I then asked myself, why wouldn't Wilson's theorem assert that $$(n-2)!\equiv 1\pmod n\Leftrightarrow n\text{ is prime,}$$ as opposed to $(1)$? It is more useful because $(n-2)! < (n-1)!$, so we can test this theorem with more primes without the factorial becoming too large as fast in $(1)$, and it is still just as interesting. However, I went here and found that it really is not that necessary to simplify the theorem.

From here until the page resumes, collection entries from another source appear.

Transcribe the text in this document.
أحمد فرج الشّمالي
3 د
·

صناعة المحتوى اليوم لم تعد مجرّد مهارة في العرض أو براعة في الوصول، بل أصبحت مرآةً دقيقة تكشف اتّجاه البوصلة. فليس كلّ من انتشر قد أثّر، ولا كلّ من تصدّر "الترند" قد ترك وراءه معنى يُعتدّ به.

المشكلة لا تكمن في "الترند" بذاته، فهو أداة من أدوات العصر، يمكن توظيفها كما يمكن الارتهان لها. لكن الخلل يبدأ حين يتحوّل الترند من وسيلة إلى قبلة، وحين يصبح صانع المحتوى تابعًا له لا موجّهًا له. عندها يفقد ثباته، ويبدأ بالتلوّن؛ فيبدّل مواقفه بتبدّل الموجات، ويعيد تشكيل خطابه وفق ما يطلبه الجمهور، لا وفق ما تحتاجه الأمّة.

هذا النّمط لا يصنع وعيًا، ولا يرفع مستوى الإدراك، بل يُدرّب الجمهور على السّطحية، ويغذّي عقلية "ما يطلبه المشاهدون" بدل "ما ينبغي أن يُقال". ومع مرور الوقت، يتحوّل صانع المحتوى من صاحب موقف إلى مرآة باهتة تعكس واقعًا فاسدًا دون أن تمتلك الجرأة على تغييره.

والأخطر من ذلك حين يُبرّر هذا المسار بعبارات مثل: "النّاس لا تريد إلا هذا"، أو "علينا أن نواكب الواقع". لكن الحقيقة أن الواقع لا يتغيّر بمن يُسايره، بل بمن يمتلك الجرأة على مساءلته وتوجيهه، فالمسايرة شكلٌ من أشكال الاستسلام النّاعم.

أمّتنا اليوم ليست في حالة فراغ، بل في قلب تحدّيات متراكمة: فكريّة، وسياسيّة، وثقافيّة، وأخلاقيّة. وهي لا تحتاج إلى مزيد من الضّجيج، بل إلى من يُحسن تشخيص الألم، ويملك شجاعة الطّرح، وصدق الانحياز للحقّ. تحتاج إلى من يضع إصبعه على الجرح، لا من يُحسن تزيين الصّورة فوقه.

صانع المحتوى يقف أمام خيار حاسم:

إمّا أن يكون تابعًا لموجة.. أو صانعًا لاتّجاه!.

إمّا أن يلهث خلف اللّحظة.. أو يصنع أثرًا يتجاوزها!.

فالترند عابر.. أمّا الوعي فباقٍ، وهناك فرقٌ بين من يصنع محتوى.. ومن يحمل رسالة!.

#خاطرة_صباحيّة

Now, I have been trying to find some similar result for $(n-3)!$, and I found that $$(n-3)!\equiv \frac{n-1}{2}\pmod n\Leftrightarrow n\text{ is prime $> 2$.}$$
Main Question: If for some $k\in\mathbb{Z^+}$ and remainder $l_k\in\mathbb{Z}$, $$(n-k)!\equiv l_k\pmod n,\tag{$n$ is prime}$$ is there a pattern in the sequence $l_1, l_2, l_3,\ldots$?

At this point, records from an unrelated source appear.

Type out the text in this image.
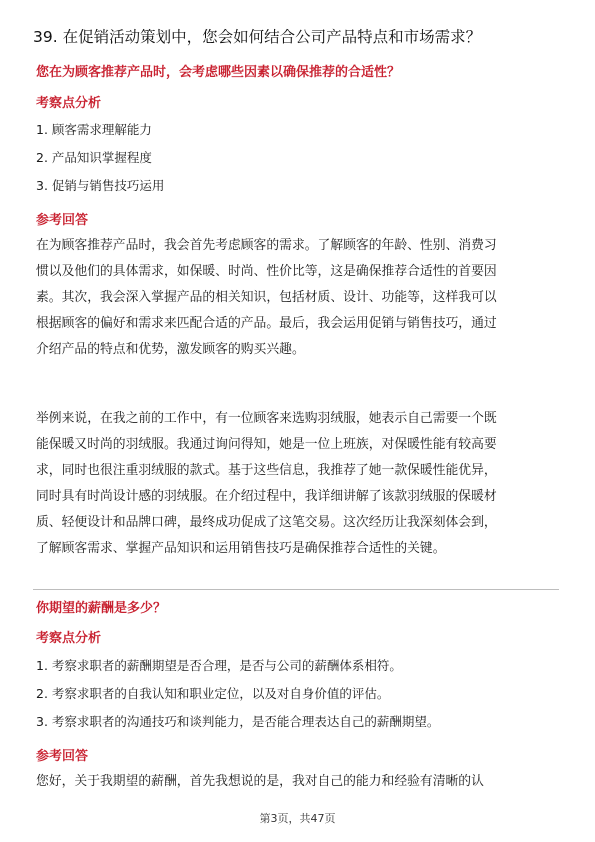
39. 在促销活动策划中，您会如何结合公司产品特点和市场需求？
您在为顾客推荐产品时，会考虑哪些因素以确保推荐的合适性？
考察点分析
1. 顾客需求理解能力
2. 产品知识掌握程度
3. 促销与销售技巧运用
参考回答
在为顾客推荐产品时，我会首先考虑顾客的需求。了解顾客的年龄、性别、消费习
惯以及他们的具体需求，如保暖、时尚、性价比等，这是确保推荐合适性的首要因
素。其次，我会深入掌握产品的相关知识，包括材质、设计、功能等，这样我可以
根据顾客的偏好和需求来匹配合适的产品。最后，我会运用促销与销售技巧，通过
介绍产品的特点和优势，激发顾客的购买兴趣。
举例来说，在我之前的工作中，有一位顾客来选购羽绒服，她表示自己需要一个既
能保暖又时尚的羽绒服。我通过询问得知，她是一位上班族，对保暖性能有较高要
求，同时也很注重羽绒服的款式。基于这些信息，我推荐了她一款保暖性能优异，
同时具有时尚设计感的羽绒服。在介绍过程中，我详细讲解了该款羽绒服的保暖材
质、轻便设计和品牌口碑，最终成功促成了这笔交易。这次经历让我深刻体会到，
了解顾客需求、掌握产品知识和运用销售技巧是确保推荐合适性的关键。
你期望的薪酬是多少？
考察点分析
1. 考察求职者的薪酬期望是否合理，是否与公司的薪酬体系相符。
2. 考察求职者的自我认知和职业定位，以及对自身价值的评估。
3. 考察求职者的沟通技巧和谈判能力，是否能合理表达自己的薪酬期望。
参考回答
您好，关于我期望的薪酬，首先我想说的是，我对自己的能力和经验有清晰的认
第3页，共47页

Do there exist similar congruences for $(n-k)!$ such that $k > 3$?
Thank you in advance.
This post was inspired by this post.
Note that since $n$ is prime, we can define the following: $$y \equiv \frac{a}{x} \pmod{m} \iff n \mid xy-a \space (x,y,a\neq 0) $$
We can use the same properties of congruence such as adding, subtracting, multiplying and dividing by relatively prime constants.

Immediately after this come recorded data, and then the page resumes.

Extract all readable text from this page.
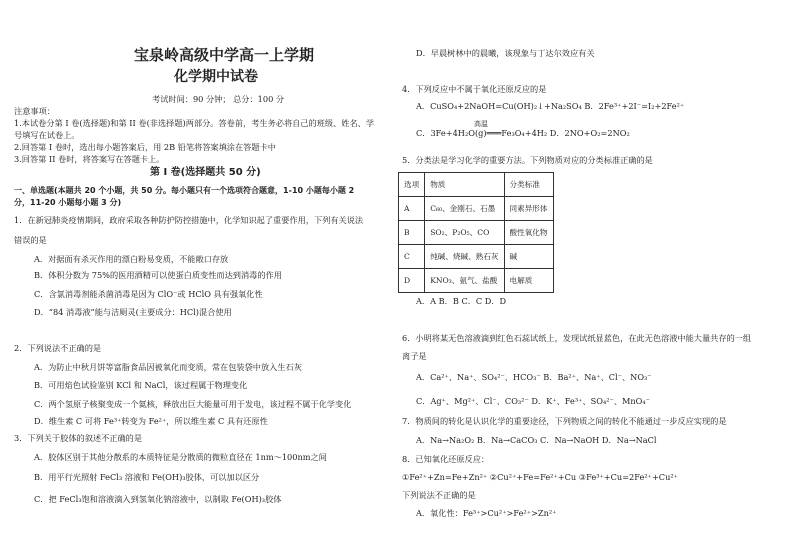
宝泉岭高级中学高一上学期
化学期中试卷
考试时间：90 分钟； 总分：100 分
注意事项：
1.本试卷分第 I 卷(选择题)和第 II 卷(非选择题)两部分。答卷前，考生务必将自己的班级、姓名、学
号填写在试卷上。
2.回答第 I 卷时，选出每小题答案后，用 2B 铅笔将答案填涂在答题卡中
3.回答第 II 卷时，将答案写在答题卡上。
第 I 卷(选择题共 50 分)
一、单选题(本题共 20 个小题，共 50 分。每小题只有一个选项符合题意，1-10 小题每小题 2
分，11-20 小题每小题 3 分)
1．在新冠肺炎疫情期间，政府采取各种防护防控措施中，化学知识起了重要作用，下列有关说法
错误的是
A．对据面有杀灭作用的漂白粉易变质，不能敞口存放
B．体积分数为 75%的医用酒精可以使蛋白质变性而达到消毒的作用
C．含氯消毒剂能杀菌消毒是因为 ClO⁻或 HClO 具有强氧化性
D．“84 消毒液”能与洁厕灵(主要成分：HCl)混合使用
2．下列说法不正确的是
A．为防止中秋月饼等富脂食品因被氧化而变质，常在包装袋中放入生石灰
B．可用焰色试验鉴别 KCl 和 NaCl，该过程属于物理变化
C．两个氢原子核聚变成一个氦核，释放出巨大能量可用于发电，该过程不属于化学变化
D．维生素 C 可将 Fe³⁺转变为 Fe²⁺，所以维生素 C 具有还原性
3．下列关于胶体的叙述不正确的是
A．胶体区别于其他分散系的本质特征是分散质的微粒直径在 1nm～100nm之间
B．用平行光照射 FeCl₃ 溶液和 Fe(OH)₃胶体，可以加以区分
C．把 FeCl₃饱和溶液滴入到氢氧化钠溶液中，以制取 Fe(OH)₃胶体
D．早晨树林中的晨曦，该现象与丁达尔效应有关
4．下列反应中不属于氧化还原反应的是
A．CuSO₄+2NaOH=Cu(OH)₂↓+Na₂SO₄ B．2Fe³⁺+2I⁻=I₂+2Fe²⁺
高温
C．3Fe+4H₂O(g)═══Fe₃O₄+4H₂ D．2NO+O₂=2NO₂
5．分类法是学习化学的重要方法。下列物质对应的分类标准正确的是
选项	物质	分类标准
A	C₆₀、金刚石、石墨	同素异形体
B	SO₂、P₂O₅、CO	酸性氧化物
C	纯碱、烧碱、熟石灰	碱
D	KNO₃、氨气、盐酸	电解质
A．A B．B C．C D．D
6．小明将某无色溶液滴到红色石蕊试纸上，发现试纸显蓝色，在此无色溶液中能大量共存的一组
离子是
A．Ca²⁺、Na⁺、SO₄²⁻、HCO₃⁻ B．Ba²⁺、Na⁺、Cl⁻、NO₃⁻
C．Ag⁺、Mg²⁺、Cl⁻、CO₃²⁻ D．K⁺、Fe³⁺、SO₄²⁻、MnO₄⁻
7．物质间的转化是认识化学的重要途径，下列物质之间的转化不能通过一步反应实现的是
A．Na→Na₂O₂ B．Na→CaCO₃ C．Na→NaOH D．Na→NaCl
8．已知氧化还原反应：
①Fe²⁺+Zn=Fe+Zn²⁺ ②Cu²⁺+Fe=Fe²⁺+Cu ③Fe³⁺+Cu=2Fe²⁺+Cu²⁺
下列说法不正确的是
A．氧化性：Fe³⁺>Cu²⁺>Fe²⁺>Zn²⁺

Now, to find $(n-2)! \pmod{n} \space$, we basically need to find $\frac{1}{n-1} \pmod{n}$. We can instead write $n-1 \pmod{n}$ as $-1 \pmod{n}$. Thus, we have $\frac{1}{-1} \equiv -1 \pmod{n} $ which gives you that $(n-2)! \equiv 1 \pmod{n}$ using Wilson's Theorem.
The same idea goes on for $(n-k)!$. We are to evaluate $\frac{1}{-k} \pmod{n}$. For $k=1$, we trivially get $-1$. For $k=2$, considering $n$ as an odd prime, we know that $2 \mid n+1$. Thus, $\frac{n+1}{2}$ is an integer from which we can derive $(n-3)! \pmod{n}$.
Unfortunately, this process can no longer continue. A prime can be any value modulo another odd prime less than it except $0$. Thus, we cannot detect any pattern.